I tried to capture the essence of the talk. I know that in our daily lives sometimes these points of guidance may not seem attainable but as with most things I write about, I think the task is not to be “perfect” parents but rather to be aware of our motives and actions and to be open enough to learn from experiences both good and bad. In fact, Kohn very nicely reminds us that “there will be days when we lack the time, the skill or the patience to do these things properly. But if we resort to compelling children to do what we want, or using force (physical or psychological) to prevent them from doing what we don’t want, then we should be willing to admit that our response was less than ideal. There’s a big difference, after all, between forgiving ourselves an occasional lapse ad not even recognizing that what we did was a lapse.”

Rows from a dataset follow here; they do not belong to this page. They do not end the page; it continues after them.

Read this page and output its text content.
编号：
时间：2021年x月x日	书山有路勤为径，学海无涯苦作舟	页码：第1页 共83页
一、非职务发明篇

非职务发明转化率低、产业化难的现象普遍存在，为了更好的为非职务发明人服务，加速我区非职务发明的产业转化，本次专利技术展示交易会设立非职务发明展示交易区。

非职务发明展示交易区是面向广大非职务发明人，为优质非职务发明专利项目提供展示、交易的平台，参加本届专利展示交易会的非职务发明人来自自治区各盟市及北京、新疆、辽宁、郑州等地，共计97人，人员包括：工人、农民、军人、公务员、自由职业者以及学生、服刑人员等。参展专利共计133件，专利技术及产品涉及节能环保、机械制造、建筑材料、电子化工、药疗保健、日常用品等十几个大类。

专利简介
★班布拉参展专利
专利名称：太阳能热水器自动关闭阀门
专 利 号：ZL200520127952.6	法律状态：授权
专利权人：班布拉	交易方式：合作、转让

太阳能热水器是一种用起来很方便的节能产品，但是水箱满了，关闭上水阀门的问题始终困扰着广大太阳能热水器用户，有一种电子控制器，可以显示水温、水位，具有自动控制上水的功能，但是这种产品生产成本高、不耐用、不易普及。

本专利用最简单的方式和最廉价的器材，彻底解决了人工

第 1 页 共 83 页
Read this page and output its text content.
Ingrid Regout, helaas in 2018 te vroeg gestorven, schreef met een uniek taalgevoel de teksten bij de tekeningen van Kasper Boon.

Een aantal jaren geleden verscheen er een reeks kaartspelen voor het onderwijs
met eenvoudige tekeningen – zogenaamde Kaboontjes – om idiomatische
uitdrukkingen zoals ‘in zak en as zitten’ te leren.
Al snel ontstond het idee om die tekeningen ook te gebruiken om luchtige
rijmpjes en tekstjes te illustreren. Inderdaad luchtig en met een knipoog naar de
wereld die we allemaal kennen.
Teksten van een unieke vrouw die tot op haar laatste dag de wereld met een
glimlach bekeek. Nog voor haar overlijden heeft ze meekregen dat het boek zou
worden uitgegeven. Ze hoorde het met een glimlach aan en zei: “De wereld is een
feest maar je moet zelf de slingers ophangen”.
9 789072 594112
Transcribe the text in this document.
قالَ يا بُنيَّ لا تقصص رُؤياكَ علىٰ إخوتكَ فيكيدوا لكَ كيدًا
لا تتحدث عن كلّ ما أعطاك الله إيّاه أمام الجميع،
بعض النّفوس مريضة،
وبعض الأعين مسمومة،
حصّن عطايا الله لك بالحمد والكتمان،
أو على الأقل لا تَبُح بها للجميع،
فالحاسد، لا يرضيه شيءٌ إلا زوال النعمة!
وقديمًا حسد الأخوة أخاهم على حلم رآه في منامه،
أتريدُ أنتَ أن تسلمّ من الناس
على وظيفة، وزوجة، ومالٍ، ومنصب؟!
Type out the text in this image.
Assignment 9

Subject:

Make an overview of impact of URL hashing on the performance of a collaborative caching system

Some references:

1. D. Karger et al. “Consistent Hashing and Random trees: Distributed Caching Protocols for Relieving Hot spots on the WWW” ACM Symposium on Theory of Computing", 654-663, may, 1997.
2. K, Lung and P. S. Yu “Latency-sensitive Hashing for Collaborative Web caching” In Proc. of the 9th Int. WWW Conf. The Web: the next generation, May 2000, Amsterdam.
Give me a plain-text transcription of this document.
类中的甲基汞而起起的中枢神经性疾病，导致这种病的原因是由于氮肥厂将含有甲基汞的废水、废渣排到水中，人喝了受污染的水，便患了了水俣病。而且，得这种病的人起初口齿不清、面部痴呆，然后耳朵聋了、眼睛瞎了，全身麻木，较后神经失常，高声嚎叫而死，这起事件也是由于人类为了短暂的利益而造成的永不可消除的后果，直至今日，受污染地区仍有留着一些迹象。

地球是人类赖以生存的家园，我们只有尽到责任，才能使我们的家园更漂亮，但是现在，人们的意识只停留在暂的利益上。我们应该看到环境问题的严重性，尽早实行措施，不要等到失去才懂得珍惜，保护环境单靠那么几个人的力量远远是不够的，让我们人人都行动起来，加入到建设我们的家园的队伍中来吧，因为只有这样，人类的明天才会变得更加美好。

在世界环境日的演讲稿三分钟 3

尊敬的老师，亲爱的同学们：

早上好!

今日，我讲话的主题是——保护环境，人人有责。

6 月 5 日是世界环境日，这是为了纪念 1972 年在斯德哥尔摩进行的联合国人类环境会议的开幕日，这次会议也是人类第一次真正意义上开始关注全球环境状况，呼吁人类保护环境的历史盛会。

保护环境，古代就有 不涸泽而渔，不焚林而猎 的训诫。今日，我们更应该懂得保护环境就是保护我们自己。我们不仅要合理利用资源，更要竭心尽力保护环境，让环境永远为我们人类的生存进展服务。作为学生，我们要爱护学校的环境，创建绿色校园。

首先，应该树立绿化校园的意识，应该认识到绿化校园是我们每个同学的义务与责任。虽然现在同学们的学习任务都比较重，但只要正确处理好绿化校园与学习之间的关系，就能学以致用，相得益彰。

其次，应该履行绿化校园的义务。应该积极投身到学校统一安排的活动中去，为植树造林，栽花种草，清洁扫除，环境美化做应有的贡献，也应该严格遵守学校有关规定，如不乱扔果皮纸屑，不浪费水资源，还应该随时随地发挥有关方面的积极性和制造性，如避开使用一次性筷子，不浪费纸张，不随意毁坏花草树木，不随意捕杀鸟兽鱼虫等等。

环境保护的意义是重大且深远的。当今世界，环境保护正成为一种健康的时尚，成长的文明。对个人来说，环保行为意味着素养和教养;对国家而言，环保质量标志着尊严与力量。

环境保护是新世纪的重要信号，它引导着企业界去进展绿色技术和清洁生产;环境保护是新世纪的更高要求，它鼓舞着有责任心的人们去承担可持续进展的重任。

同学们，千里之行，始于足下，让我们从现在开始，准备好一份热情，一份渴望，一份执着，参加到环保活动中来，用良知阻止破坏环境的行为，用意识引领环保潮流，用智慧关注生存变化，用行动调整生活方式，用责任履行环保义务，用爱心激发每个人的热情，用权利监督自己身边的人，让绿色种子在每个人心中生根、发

I think his approach offers some wonderful insight and a nurturing and holistic approach to parenting. His words conjure up an image that a psychologist once shared with me of holding your child’s heart in your hands –meaning to be a source of support and nourishment for them. It doesn’t require that as a parent you”fix” everything for them but merely that you support them in a loving way.

I highly recommend his book and his website has a wealth of information. I would not look at his approach as a “how to manual” but rather a resource that you can pull from to help support you in the caring of your children.